At a Heritage architecture convention this weekend, much of the talk was about the environment. One speaker discussed climate change, and the steps we had to take to stop it, and ended with the question " I Drive a Prius. What Are You Doing?"
At the home in which I was staying, there was a magazine with an ad for a company peddling solar gear, with an image of a guy happily holding his car keys in front of a suburban house with a big photoelectric panel on the roof, I think implying that if you invest in solar you can make enough money to go buy yourself a new gas-guzzling convertible.
And I really have to wonder, what do people think sustainability is all about.
Over at the Green Workplace, Jodi Williams describes another conference where planners show a new development in Colorado. She writes:
The new development was billed as being net zero - the community and community planners were clamouring for it! Super energy-efficient, beautiful new design, yay, let's do it!!!
We looked at the plan. Net zero or no, this development was full of unsustainable characteristics. First, and perhaps most importantly, it was out in the middle of nowhere. Yeah, so you're net zero while you're at home...but what about driving 5 miles to the nearest town, or 15 miles to the nearest small city (and Wal-Mart)? .... Maybe I'll go to my neighbour house. Nope, not happening either since the neighbourhood is a series of disconnected cul de sacs.

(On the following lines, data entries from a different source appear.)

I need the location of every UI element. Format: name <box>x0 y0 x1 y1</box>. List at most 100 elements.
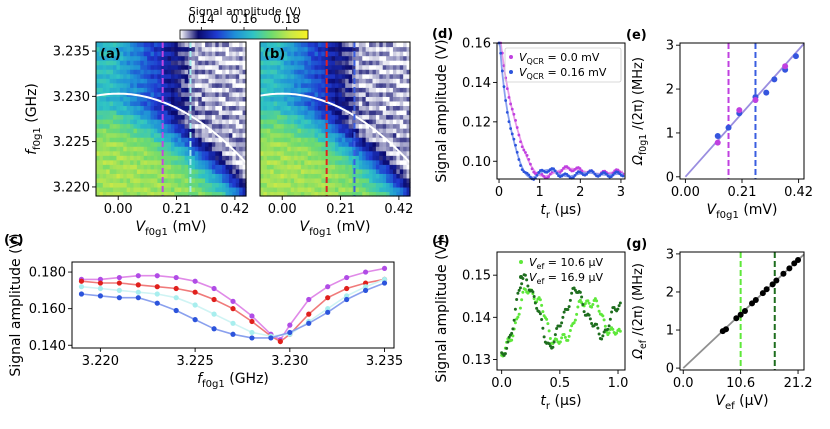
heatmap-cell <box>133 64 138 70</box>
heatmap-cell <box>273 82 278 88</box>
heatmap-cell <box>283 78 288 84</box>
data-point-series-1 <box>512 318 516 322</box>
heatmap-cell <box>171 137 176 143</box>
heatmap-cell <box>99 42 104 48</box>
heatmap-cell <box>386 123 391 129</box>
legend-label-main: V <box>529 256 538 269</box>
heatmap-cell <box>273 78 278 84</box>
heatmap-cell <box>123 146 128 152</box>
data-point-series-1 <box>578 290 582 294</box>
heatmap-cell <box>208 191 213 197</box>
heatmap-cell <box>191 87 196 93</box>
data-point-series-0 <box>530 167 534 171</box>
heatmap-cell <box>396 42 401 48</box>
heatmap-cell <box>181 137 186 143</box>
heatmap-cell <box>287 87 292 93</box>
heatmap-cell <box>372 42 377 48</box>
heatmap-cell <box>399 128 404 134</box>
heatmap-cell <box>311 87 316 93</box>
heatmap-cell <box>379 155 384 161</box>
heatmap-cell <box>324 100 329 107</box>
heatmap-cell <box>150 51 155 57</box>
data-point-purple <box>381 265 388 272</box>
heatmap-cell <box>102 73 107 79</box>
heatmap-cell <box>341 168 346 174</box>
heatmap-cell <box>147 168 152 174</box>
heatmap-cell <box>99 51 104 57</box>
heatmap-cell <box>113 128 118 134</box>
heatmap-cell <box>167 78 172 84</box>
heatmap-cell <box>119 46 124 52</box>
heatmap-cell <box>102 69 107 75</box>
data-point-series-0 <box>515 126 519 129</box>
data-point-cyan <box>78 284 85 290</box>
heatmap-cell <box>130 155 135 161</box>
heatmap-cell <box>171 155 176 161</box>
data-point-series-0 <box>510 338 514 342</box>
heatmap-cell <box>307 51 312 57</box>
heatmap-cell <box>201 60 206 66</box>
heatmap-cell <box>270 87 275 93</box>
heatmap-cell <box>167 150 172 156</box>
heatmap-cell <box>225 46 230 52</box>
heatmap-cell <box>201 51 206 57</box>
heatmap-cell <box>396 105 401 111</box>
heatmap-cell <box>225 73 230 79</box>
heatmap-cell <box>160 137 165 143</box>
heatmap-cell <box>399 182 404 188</box>
heatmap-cell <box>109 114 114 120</box>
heatmap-cell <box>218 150 223 156</box>
heatmap-cell <box>194 123 199 129</box>
heatmap-cell <box>317 141 322 147</box>
heatmap-cell <box>215 73 220 79</box>
heatmap-cell <box>355 186 360 193</box>
heatmap-cell <box>126 141 131 147</box>
heatmap-cell <box>392 168 397 174</box>
heatmap-cell <box>297 82 302 88</box>
heatmap-cell <box>358 100 363 107</box>
heatmap-cell <box>177 42 182 48</box>
heatmap-cell <box>215 173 220 179</box>
heatmap-cell <box>150 155 155 161</box>
heatmap-cell <box>228 51 233 57</box>
heatmap-cell <box>307 146 312 152</box>
heatmap-cell <box>331 64 336 70</box>
heatmap-cell <box>242 55 247 61</box>
heatmap-cell <box>188 100 193 107</box>
heatmap-cell <box>375 191 380 197</box>
heatmap-cell <box>317 155 322 161</box>
heatmap-cell <box>235 73 240 79</box>
heatmap-cell <box>365 109 370 116</box>
heatmap-cell <box>177 96 182 102</box>
heatmap-cell <box>297 141 302 147</box>
heatmap-cell <box>379 114 384 120</box>
heatmap-cell <box>106 168 111 174</box>
heatmap-cell <box>290 51 295 57</box>
heatmap-cell <box>403 132 408 138</box>
heatmap-cell <box>215 60 220 66</box>
heatmap-cell <box>242 186 247 193</box>
heatmap-cell <box>290 191 295 197</box>
heatmap-cell <box>311 123 316 129</box>
heatmap-cell <box>365 128 370 134</box>
heatmap-cell <box>167 73 172 79</box>
heatmap-cell <box>321 105 326 111</box>
heatmap-cell <box>392 182 397 188</box>
heatmap-cell <box>218 146 223 152</box>
heatmap-cell <box>277 51 282 57</box>
heatmap-cell <box>133 168 138 174</box>
data-point-series-0 <box>586 299 590 303</box>
heatmap-cell <box>379 186 384 193</box>
heatmap-cell <box>304 132 309 138</box>
heatmap-cell <box>239 96 244 102</box>
heatmap-cell <box>184 132 189 138</box>
heatmap-cell <box>177 69 182 75</box>
data-point-cyan <box>362 284 369 290</box>
heatmap-cell <box>140 91 145 97</box>
heatmap-cell <box>116 60 121 66</box>
heatmap-cell <box>181 100 186 107</box>
heatmap-cell <box>321 119 326 125</box>
heatmap-cell <box>211 182 216 188</box>
heatmap-cell <box>270 96 275 102</box>
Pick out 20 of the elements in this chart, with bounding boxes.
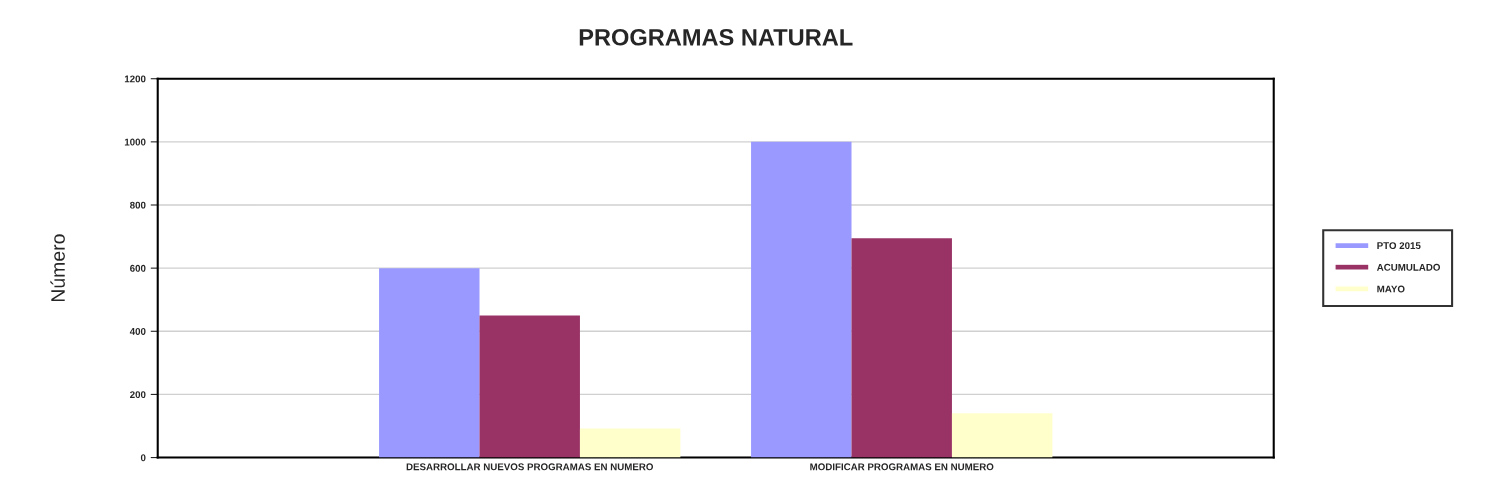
y-tick-label: 1000 [124, 138, 146, 146]
y-tick-label: 1200 [124, 75, 146, 83]
y-tick-label: 0 [140, 454, 146, 462]
y-tick-label: 600 [130, 264, 146, 272]
x-tick-label: MODIFICAR PROGRAMAS EN NUMERO [810, 463, 994, 471]
bar [379, 268, 480, 458]
legend-label: MAYO [1377, 285, 1405, 293]
legend-label: ACUMULADO [1376, 263, 1441, 271]
y-tick-label: 800 [130, 201, 146, 209]
bar [851, 238, 952, 458]
legend-label: PTO 2015 [1377, 242, 1421, 250]
y-tick-label: 400 [129, 328, 146, 335]
bar [951, 413, 1053, 458]
chart-title: PROGRAMAS NATURAL [579, 28, 853, 46]
bar [579, 428, 681, 458]
y-axis-title: Número [50, 234, 65, 302]
x-tick-label: DESARROLLAR NUEVOS PROGRAMAS EN NUMERO [406, 463, 654, 471]
y-tick-label: 200 [130, 391, 146, 399]
bar [479, 315, 580, 458]
bar [751, 141, 852, 458]
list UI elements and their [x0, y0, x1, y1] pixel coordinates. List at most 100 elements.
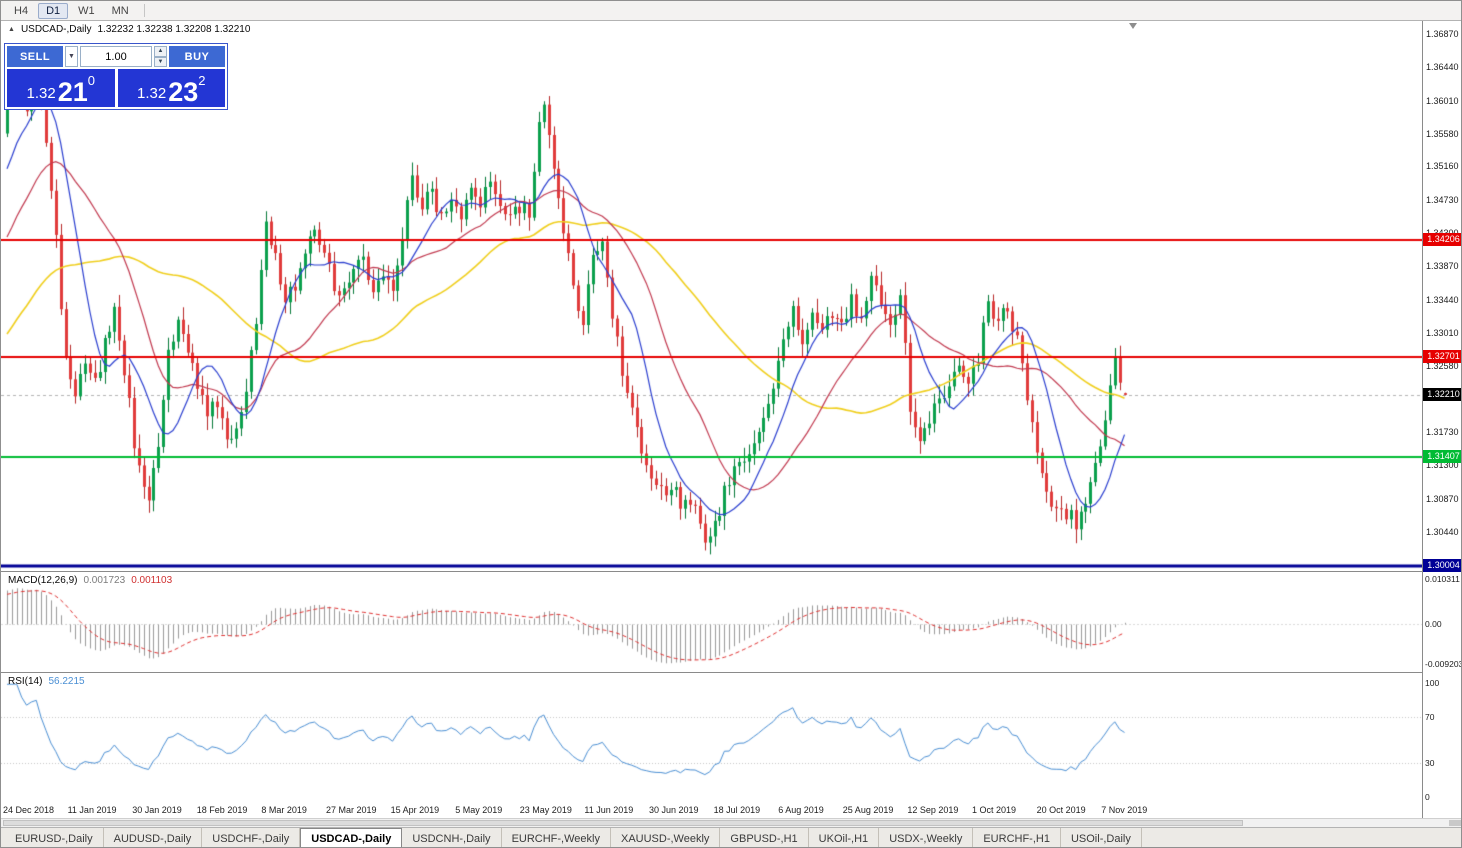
macd-canvas[interactable]: [1, 572, 1422, 672]
macd-main-value: 0.001723: [83, 575, 126, 586]
rsi-scale-label: 30: [1425, 757, 1435, 768]
price-scale-tick: 1.34300: [1426, 228, 1459, 238]
trade-prices-row: 1.32 21 0 1.32 23 2: [7, 69, 225, 107]
ask-price-point: 2: [198, 73, 206, 88]
macd-label: MACD(12,26,9) 0.001723 0.001103: [8, 575, 172, 586]
ask-price-pips: 23: [168, 77, 199, 108]
bid-price-point: 0: [87, 73, 95, 88]
volume-step-down-icon[interactable]: ▼: [154, 56, 167, 67]
macd-scale-label: 0.00: [1425, 619, 1442, 629]
price-scale-tick: 1.30440: [1426, 526, 1459, 537]
horizontal-scrollbar[interactable]: [1, 818, 1461, 827]
macd-signal-value: 0.001103: [131, 575, 173, 586]
price-scale-tick: 1.33440: [1426, 294, 1459, 305]
chart-tab-bar: EURUSD-,Daily AUDUSD-,Daily USDCHF-,Daily U…: [1, 827, 1461, 847]
date-axis-label: 5 May 2019: [455, 805, 503, 815]
panel-separator[interactable]: [1, 571, 1461, 572]
rsi-canvas[interactable]: [1, 673, 1422, 801]
timeframe-button-d1[interactable]: D1: [38, 2, 69, 19]
price-line-badge: 1.32701: [1423, 349, 1461, 363]
price-scale-tick: 1.31730: [1426, 427, 1459, 438]
rsi-scale-label: 0: [1425, 792, 1430, 802]
date-axis-label: 8 Mar 2019: [261, 805, 307, 815]
price-scale-tick: 1.32580: [1426, 361, 1459, 372]
sell-price-button[interactable]: 1.32 21 0: [7, 69, 115, 107]
price-scale-tick: 1.36870: [1426, 29, 1459, 39]
toolbar-separator: [143, 4, 145, 17]
buy-button[interactable]: BUY: [169, 46, 225, 67]
price-scale-tick: 1.31300: [1426, 460, 1459, 471]
date-axis-label: 25 Aug 2019: [842, 805, 894, 815]
volume-dropdown-button[interactable]: ▼: [65, 46, 78, 67]
date-axis-label: 18 Feb 2019: [196, 805, 248, 815]
date-axis-label: 24 Dec 2018: [3, 805, 55, 815]
scrollbar-grip[interactable]: [1449, 820, 1461, 826]
timeframe-toolbar: H4 D1 W1 MN: [1, 1, 1461, 21]
price-scale-tick: 1.36010: [1426, 95, 1459, 106]
tab-xauusd-weekly[interactable]: XAUUSD-,Weekly: [611, 828, 721, 847]
tab-audusd-daily[interactable]: AUDUSD-,Daily: [104, 828, 203, 847]
date-axis-label: 1 Oct 2019: [972, 805, 1017, 815]
macd-name: MACD(12,26,9): [8, 575, 78, 586]
volume-stepper: ▲ ▼: [154, 46, 167, 67]
tab-gbpusd-h1[interactable]: GBPUSD-,H1: [720, 828, 809, 847]
price-scale-tick: 1.33870: [1426, 261, 1459, 272]
date-axis-label: 11 Jan 2019: [67, 805, 117, 815]
panel-separator[interactable]: [1, 672, 1461, 673]
tab-usdx-weekly[interactable]: USDX-,Weekly: [879, 828, 974, 847]
rsi-name: RSI(14): [8, 676, 43, 687]
tab-eurchf-weekly[interactable]: EURCHF-,Weekly: [502, 828, 611, 847]
price-scale-tick: 1.35580: [1426, 128, 1459, 139]
tab-eurusd-daily[interactable]: EURUSD-,Daily: [5, 828, 104, 847]
price-line-badge: 1.30004: [1423, 558, 1461, 572]
tab-eurchf-h1[interactable]: EURCHF-,H1: [973, 828, 1061, 847]
price-chart-panel: ▲ USDCAD-,Daily 1.32232 1.32238 1.32208 …: [1, 21, 1422, 571]
macd-panel: MACD(12,26,9) 0.001723 0.001103: [1, 572, 1422, 672]
bid-price-pips: 21: [57, 77, 88, 108]
rsi-value: 56.2215: [48, 676, 85, 687]
price-scale-column[interactable]: 1.36870 1.36440 1.36010 1.35580 1.35160 1.347…: [1422, 21, 1462, 818]
tab-usdchf-daily[interactable]: USDCHF-,Daily: [202, 828, 301, 847]
date-axis-label: 30 Jun 2019: [649, 805, 699, 815]
date-axis-label: 15 Apr 2019: [390, 805, 440, 815]
date-axis-label: 12 Sep 2019: [907, 805, 959, 815]
price-scale-tick: 1.33010: [1426, 327, 1459, 338]
timeframe-button-w1[interactable]: W1: [78, 4, 95, 17]
rsi-label: RSI(14) 56.2215: [8, 676, 85, 687]
date-axis-label: 20 Oct 2019: [1036, 805, 1086, 815]
chart-shift-marker-icon[interactable]: [1129, 23, 1137, 29]
sell-button[interactable]: SELL: [7, 46, 63, 67]
date-axis-label: 23 May 2019: [519, 805, 572, 815]
symbol-ohlc-header: ▲ USDCAD-,Daily 1.32232 1.32238 1.32208 …: [8, 24, 250, 35]
price-line-badge: 1.34206: [1423, 233, 1461, 247]
date-axis-label: 6 Aug 2019: [778, 805, 824, 815]
price-scale-tick: 1.30870: [1426, 493, 1459, 504]
timeframe-button-h4[interactable]: H4: [14, 4, 29, 17]
volume-step-up-icon[interactable]: ▲: [154, 46, 167, 57]
symbol-title: USDCAD-,Daily: [20, 24, 92, 35]
macd-scale-label: -0.009203: [1425, 659, 1462, 670]
tab-usdcnh-daily[interactable]: USDCNH-,Daily: [402, 828, 502, 847]
symbol-arrow-icon: ▲: [8, 26, 15, 33]
date-axis-label: 27 Mar 2019: [326, 805, 377, 815]
scrollbar-thumb[interactable]: [3, 820, 1243, 826]
buy-price-button[interactable]: 1.32 23 2: [117, 69, 225, 108]
rsi-panel: RSI(14) 56.2215: [1, 673, 1422, 801]
price-scale-tick: 1.34730: [1426, 194, 1459, 205]
rsi-scale-label: 70: [1425, 712, 1435, 723]
chevron-down-icon: ▼: [68, 53, 75, 60]
price-scale-tick: 1.36440: [1426, 62, 1459, 73]
tab-usdcad-daily[interactable]: USDCAD-,Daily: [300, 828, 403, 847]
price-line-badge: 1.31407: [1423, 450, 1461, 464]
tab-ukoil-h1[interactable]: UKOil-,H1: [809, 828, 880, 847]
trade-controls-row: SELL ▼ 1.00 ▲ ▼ BUY: [7, 46, 225, 67]
symbol-ohlc-values: 1.32232 1.32238 1.32208 1.32210: [97, 24, 251, 35]
ask-price-base: 1.32: [137, 85, 167, 102]
price-chart-canvas[interactable]: [1, 21, 1422, 571]
timeframe-button-mn[interactable]: MN: [111, 4, 129, 17]
date-axis[interactable]: 24 Dec 2018 11 Jan 2019 30 Jan 2019 18 Feb …: [1, 801, 1422, 818]
bid-price-base: 1.32: [26, 85, 56, 102]
tab-usoil-daily[interactable]: USOil-,Daily: [1061, 828, 1142, 847]
volume-input[interactable]: 1.00: [80, 46, 152, 67]
rsi-scale-label: 100: [1425, 678, 1440, 688]
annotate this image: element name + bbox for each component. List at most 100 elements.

Great bike sticker from Microcosm publishing
Has the needle really moved so little in the last few years? That an "environmentalist" can seriously think that his driving a Prius is so significant that it is his wow closer? That the reward for putting solar panels on your roof is a new convertible? That a "net-zero" development doesn't have to include the gas you need to get a quart of milk?
We are all going to have to work a lot harder to move that needle, if this is what environmentalists, green energy companies and green planners think.